Tsunami Aid: The Inevitable Followup Stories

The overwhelming charitable response to Asian tsunami will inevitably lead to two downbeat followup stories. The first, illustrated already by Roberto Clemente Jr.'s diversion of aid originally destined for Nicaragua, will be that generosity toward tsunami victims is pulling money away from other, often local, charities. (The tsunami hasn't made Nicaraguans any less needy.) The second, so far illustrated mostly by giant piles of unneeded clothing, will be that more donations have been received than are needed to deal with the immediate crisis. Then the kibbitzing will start about whether charities are using the surplus as donors would have wanted.

I don't intend to discourage generosity, only to say a) Don't take tsunami aid out of your charity budget; take it out of something else. b) Don't be mad if the Red Cross, say, gets so much money that it spends yours helping victims of other disasters.

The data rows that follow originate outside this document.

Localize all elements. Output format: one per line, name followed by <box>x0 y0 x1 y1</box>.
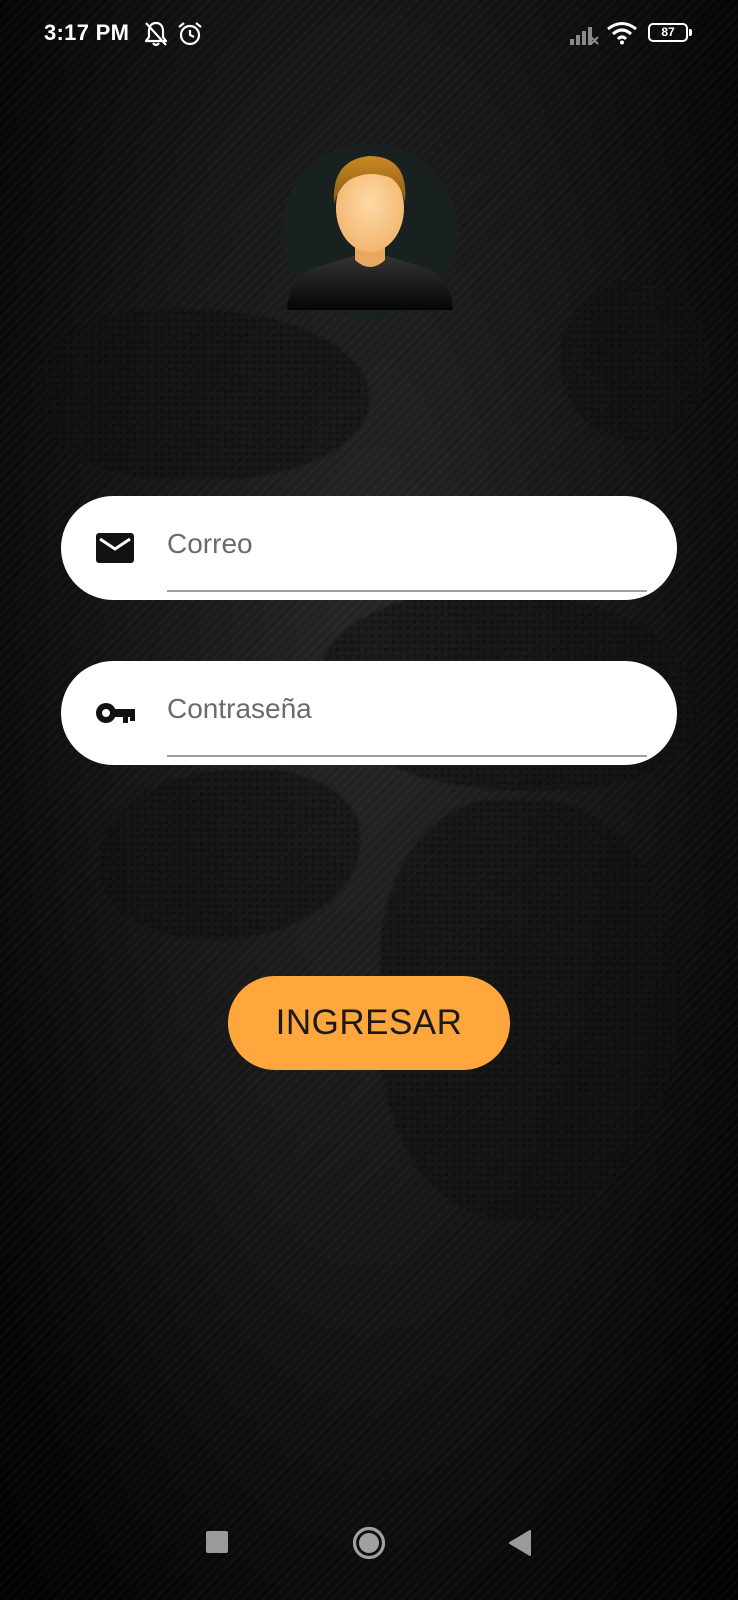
password-input[interactable] <box>167 685 645 733</box>
alarm-icon <box>176 20 204 53</box>
password-field-container <box>61 661 677 765</box>
status-bar: 3:17 PM 87 <box>0 0 738 70</box>
navigation-bar <box>0 1510 738 1600</box>
email-underline <box>167 590 647 592</box>
map-texture <box>560 280 710 440</box>
bell-off-icon <box>143 20 169 53</box>
back-icon[interactable] <box>508 1530 532 1561</box>
recents-icon[interactable] <box>205 1530 229 1559</box>
email-field-container <box>61 496 677 600</box>
map-texture <box>100 770 360 940</box>
battery-icon: 87 <box>648 23 692 42</box>
password-underline <box>167 755 647 757</box>
key-icon <box>95 695 135 731</box>
email-input[interactable] <box>167 520 645 568</box>
status-time: 3:17 PM <box>44 20 130 45</box>
home-icon[interactable] <box>352 1526 386 1565</box>
avatar <box>281 142 459 320</box>
login-button[interactable]: INGRESAR <box>228 976 510 1070</box>
email-icon <box>95 530 135 566</box>
wifi-icon <box>606 21 638 50</box>
map-texture <box>40 310 370 480</box>
signal-icon <box>569 24 599 51</box>
login-screen: 3:17 PM 87 Correo INGRESAR <box>0 0 738 1600</box>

The Best Book I Read in 2004

It's no contest: The Amazing Adventures of Kavalier and Clay, by Michael Chabon. It's nice to know that sometimes truly great books win rave reviews and Pulitzer Prizes.

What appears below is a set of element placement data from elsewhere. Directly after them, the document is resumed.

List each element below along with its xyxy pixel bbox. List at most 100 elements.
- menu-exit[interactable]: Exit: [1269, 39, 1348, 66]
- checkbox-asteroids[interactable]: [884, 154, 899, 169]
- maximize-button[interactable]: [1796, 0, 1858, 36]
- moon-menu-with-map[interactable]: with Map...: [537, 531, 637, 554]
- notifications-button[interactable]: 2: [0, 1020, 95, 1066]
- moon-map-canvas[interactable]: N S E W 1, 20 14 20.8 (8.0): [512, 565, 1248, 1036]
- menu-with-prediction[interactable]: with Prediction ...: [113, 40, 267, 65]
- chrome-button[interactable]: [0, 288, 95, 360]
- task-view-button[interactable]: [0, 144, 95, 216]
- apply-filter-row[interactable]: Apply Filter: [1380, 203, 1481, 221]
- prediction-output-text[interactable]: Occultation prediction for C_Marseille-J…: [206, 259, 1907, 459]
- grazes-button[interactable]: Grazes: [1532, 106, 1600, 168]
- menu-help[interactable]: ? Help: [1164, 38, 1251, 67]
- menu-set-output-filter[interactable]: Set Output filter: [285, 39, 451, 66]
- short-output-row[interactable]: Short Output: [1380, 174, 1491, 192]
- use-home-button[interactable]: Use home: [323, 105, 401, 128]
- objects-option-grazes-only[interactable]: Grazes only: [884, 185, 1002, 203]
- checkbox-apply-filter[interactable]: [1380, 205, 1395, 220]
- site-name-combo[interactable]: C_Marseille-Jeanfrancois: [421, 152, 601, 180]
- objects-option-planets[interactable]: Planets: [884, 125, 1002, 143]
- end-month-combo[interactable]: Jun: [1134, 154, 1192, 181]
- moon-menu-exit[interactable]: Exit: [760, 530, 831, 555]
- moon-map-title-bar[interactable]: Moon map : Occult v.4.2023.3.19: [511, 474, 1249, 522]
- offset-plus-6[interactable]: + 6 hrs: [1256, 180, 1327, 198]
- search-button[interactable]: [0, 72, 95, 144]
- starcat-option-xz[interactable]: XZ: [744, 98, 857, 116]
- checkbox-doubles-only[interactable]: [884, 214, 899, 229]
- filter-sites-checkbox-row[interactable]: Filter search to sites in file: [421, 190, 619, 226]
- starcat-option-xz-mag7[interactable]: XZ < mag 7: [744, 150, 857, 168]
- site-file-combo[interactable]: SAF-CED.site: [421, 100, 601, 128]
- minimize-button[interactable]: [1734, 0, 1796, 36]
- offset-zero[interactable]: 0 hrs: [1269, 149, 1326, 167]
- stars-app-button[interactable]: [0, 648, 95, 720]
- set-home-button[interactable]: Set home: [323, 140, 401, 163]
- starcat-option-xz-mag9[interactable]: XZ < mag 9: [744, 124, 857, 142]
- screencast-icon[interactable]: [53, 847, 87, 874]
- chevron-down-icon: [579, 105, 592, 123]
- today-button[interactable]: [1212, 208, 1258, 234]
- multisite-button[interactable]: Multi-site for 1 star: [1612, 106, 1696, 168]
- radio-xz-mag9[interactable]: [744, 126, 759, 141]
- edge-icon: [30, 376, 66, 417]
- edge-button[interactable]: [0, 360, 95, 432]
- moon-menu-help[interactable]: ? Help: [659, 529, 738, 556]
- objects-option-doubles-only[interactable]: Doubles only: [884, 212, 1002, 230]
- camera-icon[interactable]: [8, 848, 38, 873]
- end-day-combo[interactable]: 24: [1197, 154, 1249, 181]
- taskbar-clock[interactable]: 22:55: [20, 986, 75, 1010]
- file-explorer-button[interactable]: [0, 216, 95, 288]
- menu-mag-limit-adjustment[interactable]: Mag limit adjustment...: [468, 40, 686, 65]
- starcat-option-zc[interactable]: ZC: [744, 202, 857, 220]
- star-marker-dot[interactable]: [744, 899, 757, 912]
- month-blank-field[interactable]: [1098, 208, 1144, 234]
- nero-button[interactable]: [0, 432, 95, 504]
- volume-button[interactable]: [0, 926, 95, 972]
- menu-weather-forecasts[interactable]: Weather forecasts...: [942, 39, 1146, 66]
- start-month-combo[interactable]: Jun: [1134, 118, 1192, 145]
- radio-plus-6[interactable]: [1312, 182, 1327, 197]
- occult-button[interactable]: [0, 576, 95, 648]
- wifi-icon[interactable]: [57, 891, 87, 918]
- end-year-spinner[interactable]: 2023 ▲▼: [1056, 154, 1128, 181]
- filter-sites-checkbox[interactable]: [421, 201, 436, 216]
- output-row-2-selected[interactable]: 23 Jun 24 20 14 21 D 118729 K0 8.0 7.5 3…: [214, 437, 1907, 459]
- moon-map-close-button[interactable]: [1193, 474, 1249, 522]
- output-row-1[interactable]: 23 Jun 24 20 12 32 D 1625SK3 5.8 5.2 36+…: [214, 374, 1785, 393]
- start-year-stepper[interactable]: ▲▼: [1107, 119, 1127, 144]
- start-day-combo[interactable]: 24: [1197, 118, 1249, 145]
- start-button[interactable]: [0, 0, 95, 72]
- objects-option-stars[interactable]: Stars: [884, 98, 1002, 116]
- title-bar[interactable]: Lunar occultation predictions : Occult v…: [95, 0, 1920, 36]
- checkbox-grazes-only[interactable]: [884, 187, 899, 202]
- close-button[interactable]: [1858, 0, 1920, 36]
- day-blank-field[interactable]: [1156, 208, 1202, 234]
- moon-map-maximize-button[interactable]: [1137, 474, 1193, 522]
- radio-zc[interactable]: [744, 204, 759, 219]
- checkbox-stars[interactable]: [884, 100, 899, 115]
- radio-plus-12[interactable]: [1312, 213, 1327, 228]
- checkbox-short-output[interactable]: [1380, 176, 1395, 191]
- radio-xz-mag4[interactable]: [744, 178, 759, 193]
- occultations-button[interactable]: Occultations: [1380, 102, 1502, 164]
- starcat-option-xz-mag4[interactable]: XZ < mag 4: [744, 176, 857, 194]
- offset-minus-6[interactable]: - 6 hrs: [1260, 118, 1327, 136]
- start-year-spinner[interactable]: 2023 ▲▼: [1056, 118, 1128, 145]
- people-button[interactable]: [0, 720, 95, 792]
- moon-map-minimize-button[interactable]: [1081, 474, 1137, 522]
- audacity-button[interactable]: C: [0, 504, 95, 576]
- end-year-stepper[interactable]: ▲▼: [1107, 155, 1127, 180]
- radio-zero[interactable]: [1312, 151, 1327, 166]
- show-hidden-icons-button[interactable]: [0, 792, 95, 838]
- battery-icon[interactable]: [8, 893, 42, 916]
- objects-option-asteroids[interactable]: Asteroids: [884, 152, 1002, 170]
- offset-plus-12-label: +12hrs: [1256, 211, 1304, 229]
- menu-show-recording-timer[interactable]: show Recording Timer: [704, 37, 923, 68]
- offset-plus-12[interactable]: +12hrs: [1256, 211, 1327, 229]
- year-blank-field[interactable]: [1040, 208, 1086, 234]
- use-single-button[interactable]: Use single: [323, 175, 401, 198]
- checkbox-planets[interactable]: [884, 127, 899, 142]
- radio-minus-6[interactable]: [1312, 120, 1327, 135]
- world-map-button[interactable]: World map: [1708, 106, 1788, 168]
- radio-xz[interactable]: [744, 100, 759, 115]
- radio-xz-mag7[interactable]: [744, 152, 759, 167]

Chabon has a website here. Check out his funny-but-serious essay, Short Stories Can Be Fun, which is the introduction to The McSweeney's Mammoth Treasury of Thrilling Tales, an anthology. Chabon's site also directed me to a delightful-sounding exhibit at Atlanta's William Breman Jewish Heritage Museum.

As wonderful as Chabon's novel is, it's even better if, as I did, you first read Gerard Jones's excellent nonfiction account of the development of superhero comics, Men of Tomorrow: Geeks, Gangsters, and the Birth of the Comic Book. Almost all of the background of Kavalier and Clay is true, and many of the major (real-world) characters of Men of Tomorrow make appearances in Kavalier and Clay, usually in off-stage mentions. (Dynamist readers may recall that I also recommended Jones's earlier book, Killing Monsters: Why Children Need Fantasy, Super Heroes, and Make-Believe Violence.)